Browsing
nytheatre.com review by Matthew Trumbull
August 14, 2011
Across America, city budget cuts are forcing libraries like the one in Browsing by Glass Beads Theatre Ensemble to justify their very existence. How many people check out books anymore? How much of a standard reference section can’t be matched, if not outdone, by a Google search? What can the library provide a community that can’t easily be had elsewhere? Would a closed library even be missed? These are powerful questions, and Dana Call, Mari Gorman, and Craig Pospisil have written a series of vignettes set in an anonymous city library where the beleaguered staff trundles forward in the face of citizen apathy and the budget knife of a cruel mayor-elect. The vignettes are spaced apart by scenes played out from the library’s literary collection, brought to life from canonical books mentioned or read by the staff and visitors.

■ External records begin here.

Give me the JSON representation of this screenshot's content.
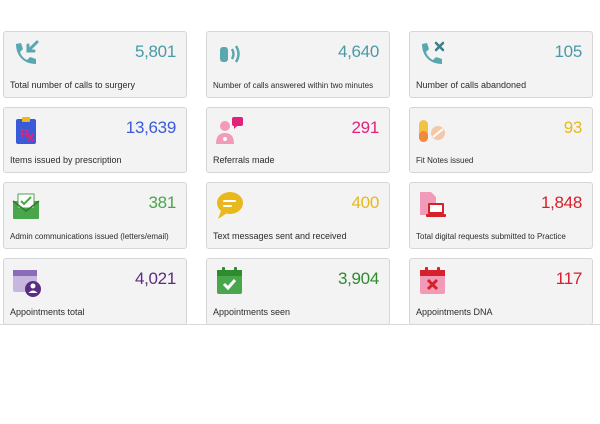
{
  "stats": [
    {
      "value": "5,801",
      "label": "Total number of calls to surgery",
      "color": "#4a9aa6",
      "icon": "incoming-call-icon"
    },
    {
      "value": "4,640",
      "label": "Number of calls answered within two minutes",
      "color": "#4a9aa6",
      "icon": "phone-ringing-icon"
    },
    {
      "value": "105",
      "label": "Number of calls abandoned",
      "color": "#4a9aa6",
      "icon": "missed-call-icon"
    },
    {
      "value": "13,639",
      "label": "Items issued by prescription",
      "color": "#3a5bd9",
      "icon": "prescription-icon"
    },
    {
      "value": "291",
      "label": "Referrals made",
      "color": "#e0227a",
      "icon": "referral-icon"
    },
    {
      "value": "93",
      "label": "Fit Notes issued",
      "color": "#e8b81c",
      "icon": "pills-icon"
    },
    {
      "value": "381",
      "label": "Admin communications issued (letters/email)",
      "color": "#4aa64a",
      "icon": "mail-icon"
    },
    {
      "value": "400",
      "label": "Text messages sent and received",
      "color": "#e8b81c",
      "icon": "chat-bubble-icon"
    },
    {
      "value": "1,848",
      "label": "Total digital requests submitted to Practice",
      "color": "#d6202a",
      "icon": "digital-request-icon"
    },
    {
      "value": "4,021",
      "label": "Appointments total",
      "color": "#5a2d82",
      "icon": "calendar-user-icon"
    },
    {
      "value": "3,904",
      "label": "Appointments seen",
      "color": "#2e8b2e",
      "icon": "calendar-check-icon"
    },
    {
      "value": "117",
      "label": "Appointments DNA",
      "color": "#d6202a",
      "icon": "calendar-cross-icon"
    }
  ]
}
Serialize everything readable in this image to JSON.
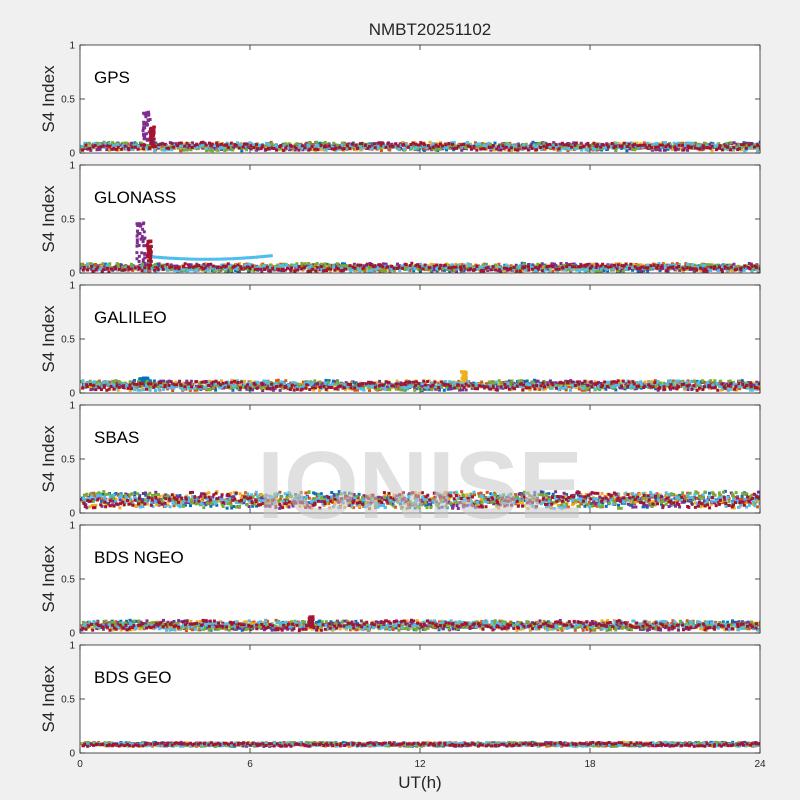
{
  "chart_data": {
    "type": "scatter",
    "title": "NMBT20251102",
    "xlabel": "UT(h)",
    "ylabel": "S4 Index",
    "xlim": [
      0,
      24
    ],
    "ylim": [
      0,
      1
    ],
    "x_ticks": [
      0,
      6,
      12,
      18,
      24
    ],
    "y_ticks": [
      0,
      0.5,
      1
    ],
    "watermark": "IONISE",
    "series_colors": [
      "#0072BD",
      "#D95319",
      "#EDB120",
      "#7E2F8E",
      "#77AC30",
      "#4DBEEE",
      "#A2142F"
    ],
    "panels": [
      {
        "name": "GPS",
        "base": 0.06,
        "noise": 0.025,
        "events": [
          {
            "x": 2.3,
            "width": 0.25,
            "peak": 0.38,
            "series": 3
          },
          {
            "x": 2.5,
            "width": 0.15,
            "peak": 0.25,
            "series": 6
          }
        ]
      },
      {
        "name": "GLONASS",
        "base": 0.05,
        "noise": 0.025,
        "events": [
          {
            "x": 2.1,
            "width": 0.3,
            "peak": 0.5,
            "series": 3
          },
          {
            "x": 2.4,
            "width": 0.15,
            "peak": 0.3,
            "series": 6
          }
        ],
        "arcs": [
          {
            "x0": 2.5,
            "x1": 6.7,
            "y0": 0.15,
            "ymid": 0.1,
            "y1": 0.16,
            "series": 5
          }
        ]
      },
      {
        "name": "GALILEO",
        "base": 0.07,
        "noise": 0.03,
        "events": [
          {
            "x": 13.5,
            "width": 0.2,
            "peak": 0.2,
            "series": 2
          },
          {
            "x": 2.2,
            "width": 0.4,
            "peak": 0.14,
            "series": 0
          }
        ]
      },
      {
        "name": "SBAS",
        "base": 0.12,
        "noise": 0.05,
        "events": []
      },
      {
        "name": "BDS NGEO",
        "base": 0.07,
        "noise": 0.03,
        "events": [
          {
            "x": 8.1,
            "width": 0.15,
            "peak": 0.15,
            "series": 6
          }
        ]
      },
      {
        "name": "BDS GEO",
        "base": 0.08,
        "noise": 0.012,
        "events": []
      }
    ]
  }
}
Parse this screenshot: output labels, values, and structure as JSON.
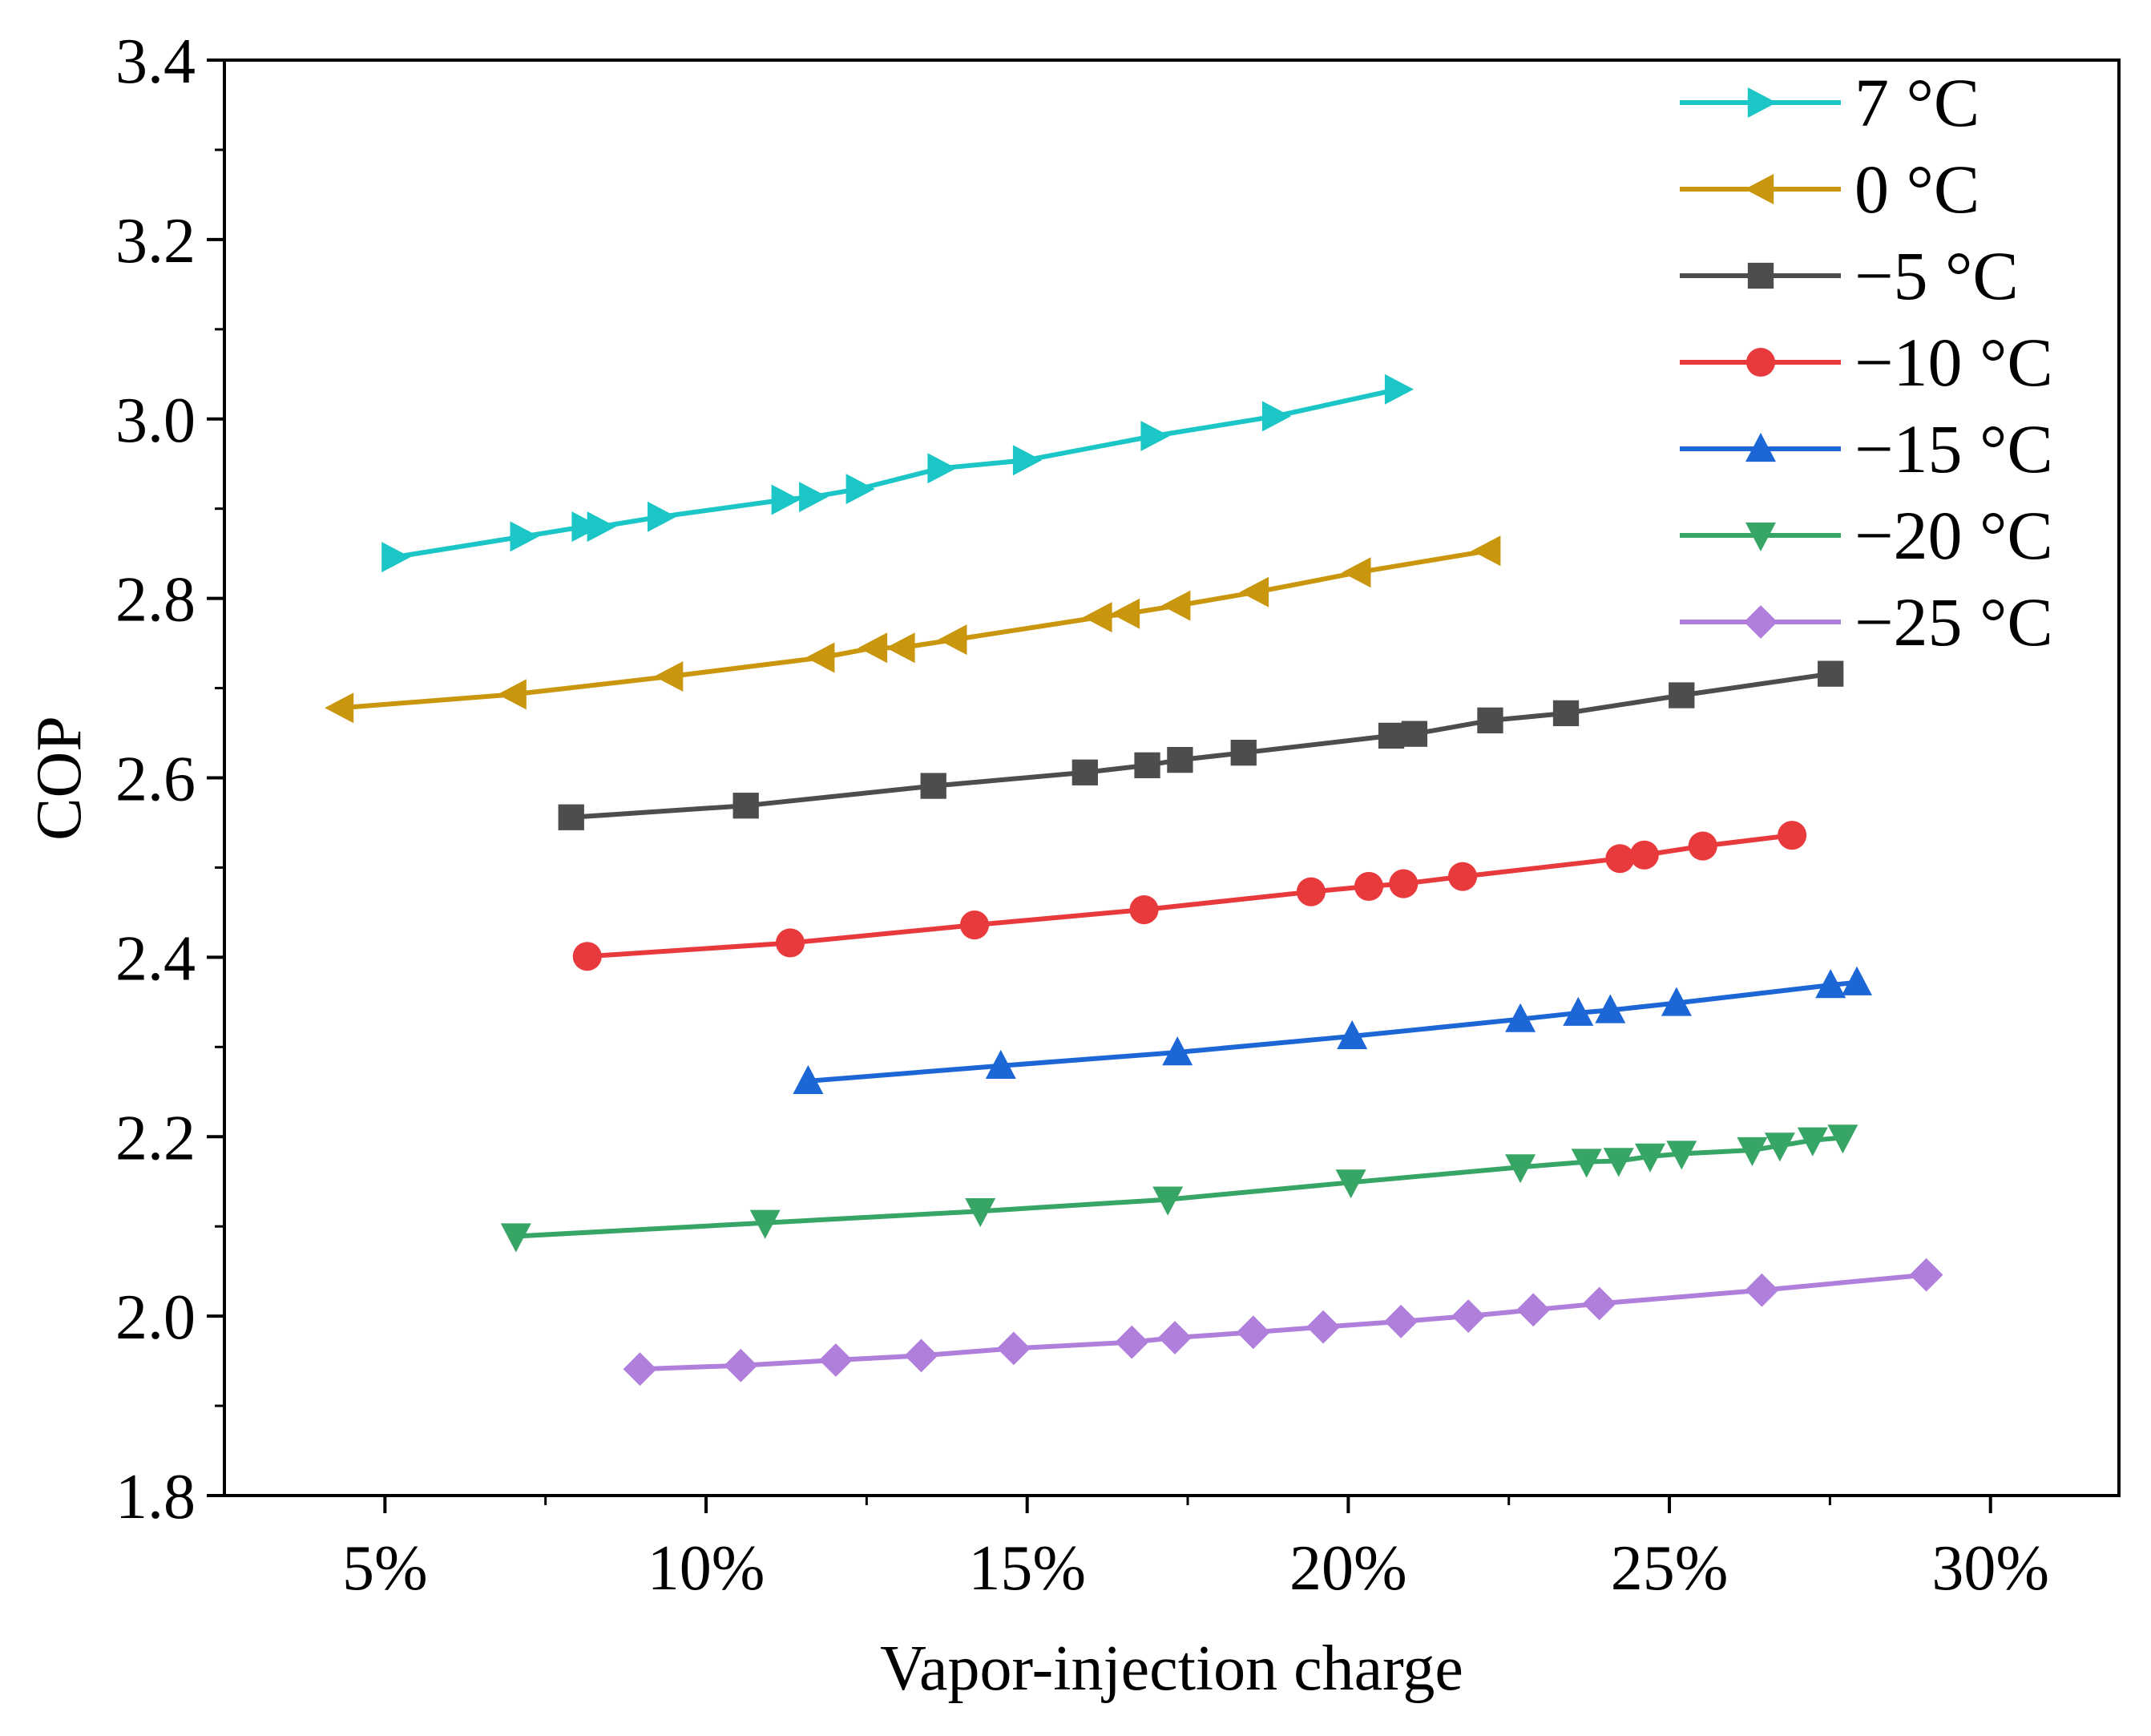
{
  "chart_data": {
    "type": "line",
    "title": "",
    "xlabel": "Vapor-injection charge",
    "ylabel": "COP",
    "xlim": [
      2.5,
      32.0
    ],
    "ylim": [
      1.8,
      3.4
    ],
    "xticks": [
      5,
      10,
      15,
      20,
      25,
      30
    ],
    "xtick_labels": [
      "5%",
      "10%",
      "15%",
      "20%",
      "25%",
      "30%"
    ],
    "yticks": [
      1.8,
      2.0,
      2.2,
      2.4,
      2.6,
      2.8,
      3.0,
      3.2,
      3.4
    ],
    "ytick_labels": [
      "1.8",
      "2.0",
      "2.2",
      "2.4",
      "2.6",
      "2.8",
      "3.0",
      "3.2",
      "3.4"
    ],
    "grid": false,
    "legend_position": "top-right",
    "series": [
      {
        "name": "7 °C",
        "color": "#1cc6c6",
        "marker": "triangle-right",
        "x": [
          5.15,
          7.15,
          8.11,
          8.35,
          9.29,
          11.22,
          11.65,
          12.38,
          13.65,
          14.98,
          16.97,
          18.86,
          20.77
        ],
        "y": [
          2.846,
          2.869,
          2.88,
          2.88,
          2.891,
          2.91,
          2.913,
          2.922,
          2.945,
          2.954,
          2.981,
          3.003,
          3.033
        ]
      },
      {
        "name": "0 °C",
        "color": "#c9960e",
        "marker": "triangle-left",
        "x": [
          4.31,
          7.0,
          9.44,
          11.8,
          12.62,
          13.05,
          13.86,
          16.12,
          16.55,
          17.34,
          18.56,
          20.15,
          22.17
        ],
        "y": [
          2.678,
          2.693,
          2.713,
          2.734,
          2.745,
          2.745,
          2.754,
          2.779,
          2.783,
          2.792,
          2.807,
          2.829,
          2.853
        ]
      },
      {
        "name": "−5 °C",
        "color": "#4d4d4d",
        "marker": "square",
        "x": [
          7.9,
          10.62,
          13.54,
          15.9,
          16.87,
          17.38,
          18.37,
          20.67,
          21.03,
          22.21,
          23.39,
          25.19,
          27.51
        ],
        "y": [
          2.556,
          2.569,
          2.591,
          2.606,
          2.614,
          2.62,
          2.628,
          2.647,
          2.649,
          2.664,
          2.672,
          2.692,
          2.716
        ]
      },
      {
        "name": "−10 °C",
        "color": "#e83a3c",
        "marker": "circle",
        "x": [
          8.15,
          11.31,
          14.18,
          16.82,
          19.42,
          20.32,
          20.86,
          21.78,
          24.23,
          24.61,
          25.52,
          26.91
        ],
        "y": [
          2.401,
          2.416,
          2.436,
          2.453,
          2.473,
          2.479,
          2.482,
          2.49,
          2.51,
          2.514,
          2.524,
          2.536
        ]
      },
      {
        "name": "−15 °C",
        "color": "#1d66d6",
        "marker": "triangle-up",
        "x": [
          11.59,
          14.59,
          17.34,
          20.06,
          22.68,
          23.58,
          24.08,
          25.11,
          27.51,
          27.92
        ],
        "y": [
          2.262,
          2.279,
          2.294,
          2.312,
          2.331,
          2.338,
          2.341,
          2.349,
          2.369,
          2.372
        ]
      },
      {
        "name": "−20 °C",
        "color": "#37a566",
        "marker": "triangle-down",
        "x": [
          7.04,
          10.92,
          14.27,
          17.19,
          20.04,
          22.68,
          23.71,
          24.21,
          24.7,
          25.19,
          26.29,
          26.72,
          27.23,
          27.7
        ],
        "y": [
          2.089,
          2.104,
          2.117,
          2.13,
          2.149,
          2.166,
          2.172,
          2.173,
          2.178,
          2.181,
          2.185,
          2.19,
          2.196,
          2.199
        ]
      },
      {
        "name": "−25 °C",
        "color": "#b07fdc",
        "marker": "diamond",
        "x": [
          8.97,
          10.54,
          12.02,
          13.35,
          14.79,
          16.63,
          17.3,
          18.52,
          19.61,
          20.82,
          21.87,
          22.88,
          23.91,
          26.44,
          29.0
        ],
        "y": [
          1.941,
          1.945,
          1.951,
          1.956,
          1.964,
          1.971,
          1.976,
          1.982,
          1.988,
          1.994,
          2.0,
          2.007,
          2.014,
          2.029,
          2.046
        ]
      }
    ]
  }
}
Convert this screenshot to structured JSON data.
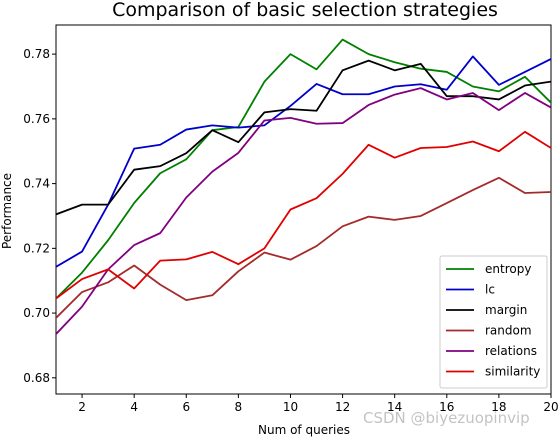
{
  "chart_data": {
    "type": "line",
    "title": "Comparison of basic selection strategies",
    "xlabel": "Num of queries",
    "ylabel": "Performance",
    "xlim": [
      1,
      20
    ],
    "ylim": [
      0.675,
      0.789
    ],
    "x_ticks": [
      2,
      4,
      6,
      8,
      10,
      12,
      14,
      16,
      18,
      20
    ],
    "y_ticks": [
      0.68,
      0.7,
      0.72,
      0.74,
      0.76,
      0.78
    ],
    "y_tick_labels": [
      "0.68",
      "0.70",
      "0.72",
      "0.74",
      "0.76",
      "0.78"
    ],
    "grid": false,
    "legend_position": "lower-right",
    "x": [
      1,
      2,
      3,
      4,
      5,
      6,
      7,
      8,
      9,
      10,
      11,
      12,
      13,
      14,
      15,
      16,
      17,
      18,
      19,
      20
    ],
    "series": [
      {
        "name": "entropy",
        "color": "#008000",
        "values": [
          0.7045,
          0.7125,
          0.7225,
          0.734,
          0.7432,
          0.7475,
          0.7565,
          0.7575,
          0.7715,
          0.78,
          0.7753,
          0.7845,
          0.78,
          0.7775,
          0.7755,
          0.7745,
          0.77,
          0.7685,
          0.773,
          0.765
        ]
      },
      {
        "name": "lc",
        "color": "#0000cc",
        "values": [
          0.7143,
          0.719,
          0.7335,
          0.7508,
          0.752,
          0.7567,
          0.758,
          0.7573,
          0.758,
          0.764,
          0.7708,
          0.7676,
          0.7676,
          0.77,
          0.7707,
          0.769,
          0.7793,
          0.7705,
          0.7745,
          0.7785
        ]
      },
      {
        "name": "margin",
        "color": "#000000",
        "values": [
          0.7305,
          0.7335,
          0.7335,
          0.7443,
          0.7454,
          0.7494,
          0.7565,
          0.7528,
          0.762,
          0.763,
          0.7625,
          0.775,
          0.778,
          0.775,
          0.777,
          0.767,
          0.767,
          0.766,
          0.7703,
          0.7715
        ]
      },
      {
        "name": "random",
        "color": "#a52a2a",
        "values": [
          0.6985,
          0.7065,
          0.7095,
          0.7147,
          0.7088,
          0.704,
          0.7055,
          0.7129,
          0.7187,
          0.7165,
          0.7207,
          0.7268,
          0.7298,
          0.7288,
          0.73,
          0.734,
          0.738,
          0.7418,
          0.7371,
          0.7374
        ]
      },
      {
        "name": "relations",
        "color": "#800080",
        "values": [
          0.6935,
          0.702,
          0.7135,
          0.721,
          0.7247,
          0.7357,
          0.7437,
          0.7495,
          0.7595,
          0.7603,
          0.7585,
          0.7587,
          0.7643,
          0.7675,
          0.7695,
          0.766,
          0.768,
          0.7627,
          0.768,
          0.7635
        ]
      },
      {
        "name": "similarity",
        "color": "#e00000",
        "values": [
          0.7045,
          0.7105,
          0.7135,
          0.7076,
          0.7162,
          0.7166,
          0.7189,
          0.7151,
          0.72,
          0.732,
          0.7355,
          0.743,
          0.752,
          0.748,
          0.751,
          0.7513,
          0.753,
          0.75,
          0.756,
          0.751
        ]
      }
    ]
  },
  "watermark": "CSDN @biyezuopinvip"
}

Topical though it may be, the play is unfortunately reminiscent of a library’s mood: subdued. Characters do not develop, storylines abruptly begin and fizzle, and momentum never builds into the sort of compelling, do-or-die defense an institution on the brink of extinction requires. Meanwhile, the play also shies away from exploring any deep sense of loss that might evolve from inevitable defeat. I am a bibliophile with library cards from two boroughs, but I thought it very possible that the never-seen mayor-elect might possess a convincing argument about this library’s expendability. Staff and visitors bond over books, but rarely the library itself. When the library staff suggests that visitors pay a $1 surcharge upon check-out, the idea of no more free books is met with mere annoyance rather than desperation, by a clientele that hardly seems to be on their last dime. Led by Ms. Rainwater (Danna Call), the staff provides amiable help, but it never feels essential. Her assistant Jerry (Christopher Estrada) likes his job, but admits it is nothing more than temporary as he seeks his degree and a return to New York City. He and Ms. Rainwater converse about visitors, but never about what the library means as a workplace. For Ms. Rainwater and Ethan (Roy Havrilack), the windy but well-meaning unemployed biologist who comes on as the new volunteer, there seem to be emotional reasons to fight the closure beyond belief in the institution’s community role. They perhaps have lonely lives outside the library, but in the library they feel a sense of purpose. Too much of this is left to audience guesswork. We never really learn why they, or anyone, values the library over the local Barnes & Noble or Starbucks.
The literature scenes are meant to add context and flavor to the library’s dilemma, but they unfortunately add little more than time to the evening. Their relevance to the slow-moving plot often seems a stretch, and at times they cross over into truly bizarre interludes— a farm woman (Suzi Lindner) brings to life a passage from Henri Bergson’s Creative Evolution featuring the history and sounds of various livestock, and later a musical number featuring some dubious fake guitar-playing comes forth not from a library book, as all the others do, but from an aspiring visitor’s draft novel. Lindner, who delivers the number as the novel’s musician main character, has a fine voice, but it is the show’s sole musical offering, and her song, guitar prop, and rock-star entrance two-thirds of the way through a library play feel out-of-place. (The song is called "Everything is Relative to You," and is written by Andrea Wittgens.)
Director Mari Gorman has worked with a talented cast, particularly James D’ Amico, who delivers to the audience a Chinese fairy tale monologue ("The Blue Rose") that is the most captivating section of the play. All the actors nimbly inhabit a multitude of roles in the library and literature scenes both. Still, there remains room for more urgency in most scenes—too many of them seemed weighted down by the fear that someone was going to whisper “sshh” at the stage.